Come accelerare davvero la produzione di pizze utilizzando i raggi infrarossi a breve lunghezza d’onda
Se continuate a affidarvi ai metodi tradizionali di cottura, basati sull’aria calda o sul vapore, probabilmente state perdendo tempo inutilmente. La maggior parte dei sistemi di cottura riesce a completare una pizza in circa 300 secondi: è un tempo davvero troppo lungo.
Ma se sostituite questi metodi con emettitori infrarossi ad alta densità, il tempo di cottura scende a 90 secondi. È un miglioramento significativo.
Perché funziona (senza entrare nei dettagli tecnici)
I forni tradizionali utilizzano l’aria per trasferire il calore. L’aria, però, è lenta nel trasmettere il calore. I raggi infrarossi, invece, utilizzano radiazioni elettromagnetiche che penetrano direttamente nella superficie del cibo. Utilizziamo lampade a quarzo a breve lunghezza d’onda perché permettono alle sostanze grasse e all’umidità presenti nel formaggio e nella crosta di vibrare quasi immediatamente. In questo modo, non è necessario aspettare che l’aria riscaldi la pizza: si ottiene così una cotturaperfetta fin dal primo momento in cui la pizza entra in contatto con la luce.
Scegliere l’attrezzatura giusta
Per far funzionare questo sistema, è necessario disporre di molta energia in uno spazio ridotto. Di solito, queste lampade vengono utilizzate con rete elettrica industriale ad alta tensione. Questo permette di mantenere sotto controllo la corrente, mentre si mantiene comunque un livello massimo di calore.
Un consiglio: assicuratevi che l’involucro di quarzo sia di alta qualità. Se scegliete prodotti di scarsa qualità, il vetro si offuscherà dopo pochi cicli termici, e la potenza di riscaldamento diminuirà.
Inoltre, è importante collegare queste lampade a un controllore PID. Senza un controllo preciso, la superficie della pizza potrebbe bruciarsi prima ancora che la parte inferiore della crosta sia cotta.
Gli svantaggi
Il problema è che i raggi infrarossi sono direzionali: una singola lampada non basta. È necessario disporre più lampade in modo che ogni parte del nastro trasportatore riceva lo stesso quantitativo di calore.

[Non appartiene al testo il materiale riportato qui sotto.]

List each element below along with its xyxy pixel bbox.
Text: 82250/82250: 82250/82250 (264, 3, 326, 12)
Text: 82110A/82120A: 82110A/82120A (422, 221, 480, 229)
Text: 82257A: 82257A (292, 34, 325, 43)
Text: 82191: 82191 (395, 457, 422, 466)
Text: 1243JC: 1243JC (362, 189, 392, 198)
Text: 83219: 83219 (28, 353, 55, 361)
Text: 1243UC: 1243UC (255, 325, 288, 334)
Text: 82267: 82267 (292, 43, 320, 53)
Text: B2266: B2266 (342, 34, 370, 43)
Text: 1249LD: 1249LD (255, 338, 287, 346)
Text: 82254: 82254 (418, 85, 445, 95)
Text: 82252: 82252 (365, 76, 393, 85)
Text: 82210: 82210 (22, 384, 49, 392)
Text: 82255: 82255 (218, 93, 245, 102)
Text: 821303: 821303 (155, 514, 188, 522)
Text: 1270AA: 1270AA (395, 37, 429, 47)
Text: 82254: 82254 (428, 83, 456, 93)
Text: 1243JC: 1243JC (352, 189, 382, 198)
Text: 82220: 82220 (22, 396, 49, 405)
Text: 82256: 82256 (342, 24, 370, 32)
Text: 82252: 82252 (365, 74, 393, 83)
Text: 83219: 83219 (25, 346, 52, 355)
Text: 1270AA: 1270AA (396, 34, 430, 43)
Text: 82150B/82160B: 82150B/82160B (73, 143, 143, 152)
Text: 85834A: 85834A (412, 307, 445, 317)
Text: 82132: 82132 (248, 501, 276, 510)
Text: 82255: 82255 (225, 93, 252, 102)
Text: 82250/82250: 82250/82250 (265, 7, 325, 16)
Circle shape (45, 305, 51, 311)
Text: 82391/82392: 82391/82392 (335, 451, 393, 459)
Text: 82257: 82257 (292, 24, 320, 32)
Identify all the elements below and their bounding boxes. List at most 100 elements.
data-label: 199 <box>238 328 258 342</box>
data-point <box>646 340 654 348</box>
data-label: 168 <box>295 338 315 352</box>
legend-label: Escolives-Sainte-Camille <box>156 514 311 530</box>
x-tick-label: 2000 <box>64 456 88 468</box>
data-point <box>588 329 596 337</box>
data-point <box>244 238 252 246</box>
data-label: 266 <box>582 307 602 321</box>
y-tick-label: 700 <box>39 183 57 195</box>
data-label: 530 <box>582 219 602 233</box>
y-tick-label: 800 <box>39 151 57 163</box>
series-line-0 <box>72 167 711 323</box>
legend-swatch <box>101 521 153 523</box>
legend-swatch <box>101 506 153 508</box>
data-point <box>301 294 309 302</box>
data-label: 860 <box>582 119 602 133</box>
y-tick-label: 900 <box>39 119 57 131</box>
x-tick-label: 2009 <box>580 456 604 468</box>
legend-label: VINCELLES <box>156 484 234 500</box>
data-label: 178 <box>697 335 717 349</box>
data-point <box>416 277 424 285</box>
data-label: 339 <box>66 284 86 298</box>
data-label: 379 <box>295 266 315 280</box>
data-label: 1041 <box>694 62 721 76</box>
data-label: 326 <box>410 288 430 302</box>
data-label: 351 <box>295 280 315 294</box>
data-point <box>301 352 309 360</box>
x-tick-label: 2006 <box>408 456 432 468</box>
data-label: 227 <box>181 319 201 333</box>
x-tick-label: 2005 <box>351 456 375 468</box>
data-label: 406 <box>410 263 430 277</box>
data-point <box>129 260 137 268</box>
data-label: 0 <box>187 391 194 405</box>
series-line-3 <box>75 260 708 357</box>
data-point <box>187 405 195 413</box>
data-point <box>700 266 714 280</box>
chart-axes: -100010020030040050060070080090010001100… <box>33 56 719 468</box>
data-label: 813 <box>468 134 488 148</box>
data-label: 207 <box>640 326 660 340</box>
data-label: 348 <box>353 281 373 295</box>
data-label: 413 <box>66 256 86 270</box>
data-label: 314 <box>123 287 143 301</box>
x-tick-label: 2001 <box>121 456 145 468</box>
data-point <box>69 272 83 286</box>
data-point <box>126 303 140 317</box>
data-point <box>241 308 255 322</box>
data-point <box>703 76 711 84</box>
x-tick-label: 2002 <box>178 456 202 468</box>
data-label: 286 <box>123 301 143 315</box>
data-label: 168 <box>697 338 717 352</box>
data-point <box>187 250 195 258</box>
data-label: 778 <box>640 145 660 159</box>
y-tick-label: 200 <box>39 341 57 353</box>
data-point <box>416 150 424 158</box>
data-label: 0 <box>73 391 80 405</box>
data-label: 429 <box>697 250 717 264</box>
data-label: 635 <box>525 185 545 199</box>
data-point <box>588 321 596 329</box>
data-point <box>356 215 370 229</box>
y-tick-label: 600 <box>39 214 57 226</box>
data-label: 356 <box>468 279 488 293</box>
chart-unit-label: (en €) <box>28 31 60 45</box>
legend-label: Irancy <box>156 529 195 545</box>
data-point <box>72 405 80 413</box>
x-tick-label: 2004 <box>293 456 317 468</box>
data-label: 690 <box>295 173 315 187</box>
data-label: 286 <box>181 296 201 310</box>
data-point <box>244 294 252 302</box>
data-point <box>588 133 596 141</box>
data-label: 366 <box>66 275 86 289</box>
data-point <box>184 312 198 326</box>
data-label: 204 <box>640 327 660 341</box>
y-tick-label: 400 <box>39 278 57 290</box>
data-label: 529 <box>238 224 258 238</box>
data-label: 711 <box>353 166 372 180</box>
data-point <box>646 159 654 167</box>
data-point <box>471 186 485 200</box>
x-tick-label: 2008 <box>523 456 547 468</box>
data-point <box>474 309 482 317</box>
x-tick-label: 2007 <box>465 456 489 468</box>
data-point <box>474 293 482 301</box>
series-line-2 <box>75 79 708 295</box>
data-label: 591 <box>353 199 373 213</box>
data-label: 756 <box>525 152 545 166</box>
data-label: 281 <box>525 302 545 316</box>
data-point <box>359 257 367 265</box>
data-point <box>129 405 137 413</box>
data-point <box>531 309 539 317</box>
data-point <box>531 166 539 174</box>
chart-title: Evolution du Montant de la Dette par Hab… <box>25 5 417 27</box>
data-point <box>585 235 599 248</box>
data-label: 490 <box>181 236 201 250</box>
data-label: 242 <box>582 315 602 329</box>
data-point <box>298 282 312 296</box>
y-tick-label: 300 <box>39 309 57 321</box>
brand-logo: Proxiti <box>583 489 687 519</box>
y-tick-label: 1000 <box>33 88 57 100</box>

Inoltre, queste lampade diventano molto calde. Se la struttura del forno non è ben ventilata o isolata, il calore generato potrebbe danneggiare i cavi e i sensori. È quindi necessario avere un sistema di raffreddamento adeguato.
È un equilibrio delicato: si ottiene un aumento del 70% nella quantità di pizze che possono essere prodotte, ma bisogna gestire una maggiore quantità di calore all’interno della macchina. Ne vale la pena? Assolutamente sì.